白清欢是合欢宗立派以来最成功的弟子。
 十八岁的青涩佛子为她神魂颠倒,三千岁的龙族祖宗因她魂牵梦绕,整个正道优质男修险些被其品尝个遍。
 白清欢:“那都是前任了,现在的我历尽情劫,要飞升上界去物色下一任了。”
 可惜天道无眼,她飞升失败了。
 妖女白清欢飞升失败那日,除了她的前任们,正道都在因她的失败普天同庆,尤以修无情道的剑宗锣鼓声最盛。
 但是谁也没发现,白清欢跟剑宗那位仙君交换了身体。
 “也就是说,我,合欢宗的长老,成了剑宗那位声名赫赫的仙君!”
 白清欢摸着自己的八块腹肌,差点笑出了声。
 更可笑的是什么?
 白清欢打了个酒嗝,醉醺醺地盯着不远处,剑宗众人拿锁仙绳捆了她原来的身体带上来,欣喜地告诉她——
 “仙君,那魔宗妖女渡劫失败,被我们绑回来了!还请仙君将其诛杀!”
 这是想让我杀我?你再说一遍?
 于是,所有人都看到,那位最是冷心冷情的仙君将酒壶一甩,飞身拥住了那个妖女。
 假仙君字字清晰:“有我在,你们休想伤她分毫!”
 真仙君面无表情:“我想死,你们现在就杀了我。

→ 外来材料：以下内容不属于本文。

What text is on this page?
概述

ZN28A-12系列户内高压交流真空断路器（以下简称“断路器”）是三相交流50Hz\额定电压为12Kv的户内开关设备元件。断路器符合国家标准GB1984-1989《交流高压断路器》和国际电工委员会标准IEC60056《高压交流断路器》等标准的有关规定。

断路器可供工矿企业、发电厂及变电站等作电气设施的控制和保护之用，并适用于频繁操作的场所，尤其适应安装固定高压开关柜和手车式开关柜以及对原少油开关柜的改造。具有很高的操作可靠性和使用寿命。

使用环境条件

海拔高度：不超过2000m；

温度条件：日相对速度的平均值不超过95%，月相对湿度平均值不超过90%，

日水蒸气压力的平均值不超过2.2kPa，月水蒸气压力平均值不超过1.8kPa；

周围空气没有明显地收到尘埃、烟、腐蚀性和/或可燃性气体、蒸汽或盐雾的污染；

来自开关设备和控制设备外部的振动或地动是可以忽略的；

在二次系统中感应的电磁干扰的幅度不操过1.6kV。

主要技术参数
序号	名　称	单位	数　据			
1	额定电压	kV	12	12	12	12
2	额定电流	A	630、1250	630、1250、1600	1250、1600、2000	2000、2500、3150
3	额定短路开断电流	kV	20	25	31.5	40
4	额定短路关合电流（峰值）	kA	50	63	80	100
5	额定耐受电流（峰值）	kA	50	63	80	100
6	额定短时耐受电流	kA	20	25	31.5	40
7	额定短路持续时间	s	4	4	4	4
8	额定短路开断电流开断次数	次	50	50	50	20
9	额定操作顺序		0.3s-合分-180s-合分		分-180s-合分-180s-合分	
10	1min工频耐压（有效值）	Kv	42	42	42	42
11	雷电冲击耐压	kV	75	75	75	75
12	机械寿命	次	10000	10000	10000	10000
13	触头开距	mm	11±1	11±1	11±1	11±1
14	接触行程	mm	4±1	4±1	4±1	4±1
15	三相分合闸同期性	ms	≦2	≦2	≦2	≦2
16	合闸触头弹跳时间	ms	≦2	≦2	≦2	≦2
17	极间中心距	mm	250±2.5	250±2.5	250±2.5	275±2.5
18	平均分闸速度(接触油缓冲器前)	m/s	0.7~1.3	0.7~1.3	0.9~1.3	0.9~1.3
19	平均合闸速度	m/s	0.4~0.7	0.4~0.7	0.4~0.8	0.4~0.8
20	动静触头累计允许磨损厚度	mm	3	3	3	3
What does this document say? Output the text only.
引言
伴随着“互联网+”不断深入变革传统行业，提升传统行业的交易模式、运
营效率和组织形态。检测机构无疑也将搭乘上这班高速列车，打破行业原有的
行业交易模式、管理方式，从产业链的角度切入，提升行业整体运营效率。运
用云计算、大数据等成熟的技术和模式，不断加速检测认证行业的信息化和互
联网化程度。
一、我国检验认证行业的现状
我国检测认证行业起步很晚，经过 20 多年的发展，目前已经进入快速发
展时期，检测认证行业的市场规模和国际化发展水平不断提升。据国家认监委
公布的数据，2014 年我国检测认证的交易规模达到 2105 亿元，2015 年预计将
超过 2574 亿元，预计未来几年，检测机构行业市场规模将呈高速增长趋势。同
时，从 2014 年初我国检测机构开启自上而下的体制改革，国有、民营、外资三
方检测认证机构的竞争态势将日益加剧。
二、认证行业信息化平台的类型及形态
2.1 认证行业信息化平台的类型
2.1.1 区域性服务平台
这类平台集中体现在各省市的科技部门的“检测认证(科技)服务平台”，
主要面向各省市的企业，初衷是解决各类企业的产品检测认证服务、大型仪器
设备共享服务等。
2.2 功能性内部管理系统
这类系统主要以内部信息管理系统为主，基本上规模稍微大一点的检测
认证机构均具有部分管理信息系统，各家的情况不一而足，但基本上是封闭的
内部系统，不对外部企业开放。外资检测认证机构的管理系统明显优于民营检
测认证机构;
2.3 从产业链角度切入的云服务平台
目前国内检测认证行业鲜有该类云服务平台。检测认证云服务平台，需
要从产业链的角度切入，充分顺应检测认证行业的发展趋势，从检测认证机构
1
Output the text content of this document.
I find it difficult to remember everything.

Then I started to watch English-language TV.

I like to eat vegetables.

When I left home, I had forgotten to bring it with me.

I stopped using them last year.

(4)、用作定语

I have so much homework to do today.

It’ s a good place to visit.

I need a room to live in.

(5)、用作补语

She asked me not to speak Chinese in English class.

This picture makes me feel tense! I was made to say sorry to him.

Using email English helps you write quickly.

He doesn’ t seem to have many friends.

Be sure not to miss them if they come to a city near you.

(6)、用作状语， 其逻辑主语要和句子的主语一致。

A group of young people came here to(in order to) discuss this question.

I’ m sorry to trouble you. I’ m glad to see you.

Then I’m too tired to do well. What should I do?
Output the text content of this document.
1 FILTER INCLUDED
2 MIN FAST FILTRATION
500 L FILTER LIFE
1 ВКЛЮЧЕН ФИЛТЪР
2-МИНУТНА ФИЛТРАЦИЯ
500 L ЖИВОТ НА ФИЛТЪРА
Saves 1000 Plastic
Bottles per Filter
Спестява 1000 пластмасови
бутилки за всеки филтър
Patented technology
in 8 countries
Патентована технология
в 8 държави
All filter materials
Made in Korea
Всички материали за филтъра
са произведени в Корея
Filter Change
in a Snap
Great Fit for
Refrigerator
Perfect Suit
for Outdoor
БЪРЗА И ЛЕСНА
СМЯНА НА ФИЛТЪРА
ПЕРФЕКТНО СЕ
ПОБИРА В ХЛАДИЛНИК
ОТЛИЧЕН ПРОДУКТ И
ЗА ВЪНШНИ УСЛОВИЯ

”
 从那日起,修真界开始流传起一件事——
 那位拒绝妖女一万次的剑宗仙君,其实暗恋妖女好多年。
 假仙君:啊是这样的,我想当白仙子的狗。
 真仙君:……要不你还是把我杀了吧?
 哪个合欢宗修士没几段缠绵难言的旧情缘?
 白清欢也不例外。
 只是,她的旧情缘都断得很干净。
 他们或道“死生不复相见”,或言“你我缘分,该是应了一劫,劫过,缘也该散了。”
 好在修士也有大把的年岁,可以用来忘记旧情缘。
 白清欢将他们忘得干净,想来他们也是。
 只不过当她不再是白清欢时,才发现——
 她的旧情缘们非但没忘了她,好像还一个接一个发癫了。
 不会太长,大概是一篇中短篇。
 排雷:【非正统修真,沙雕文,放飞自我发疯读物,梗言梗语,非女强非大女主,女非男c,女主的仰慕者和前任排到法国】
 无耽美情节,非GB
 内容标签: 仙侠修真 沙雕 钓系 HE 交换人生
 搜索关键字:主角:白清欢 ┃ 配角:段惊尘 ┃ 其它:
 一句话简介:摸了摸,仙君腹肌有八块
 立意:爱能克万难
 作品简评:
 合欢宗长老白清欢与死对头互换身体,竟然成了剑宗那位身份超然的仙君段惊尘,二人只好硬着头皮适应新的身份。偏偏此时,曾与白清欢有过牵扯的男修们纷纷登场,段惊尘被迫与她共同应对这些麻烦。在一次次啼笑皆非的意外中,淡漠的仙君也逐渐被热情肆意的白仙子吸引,这段命中注定的感情也缓缓拉开序幕。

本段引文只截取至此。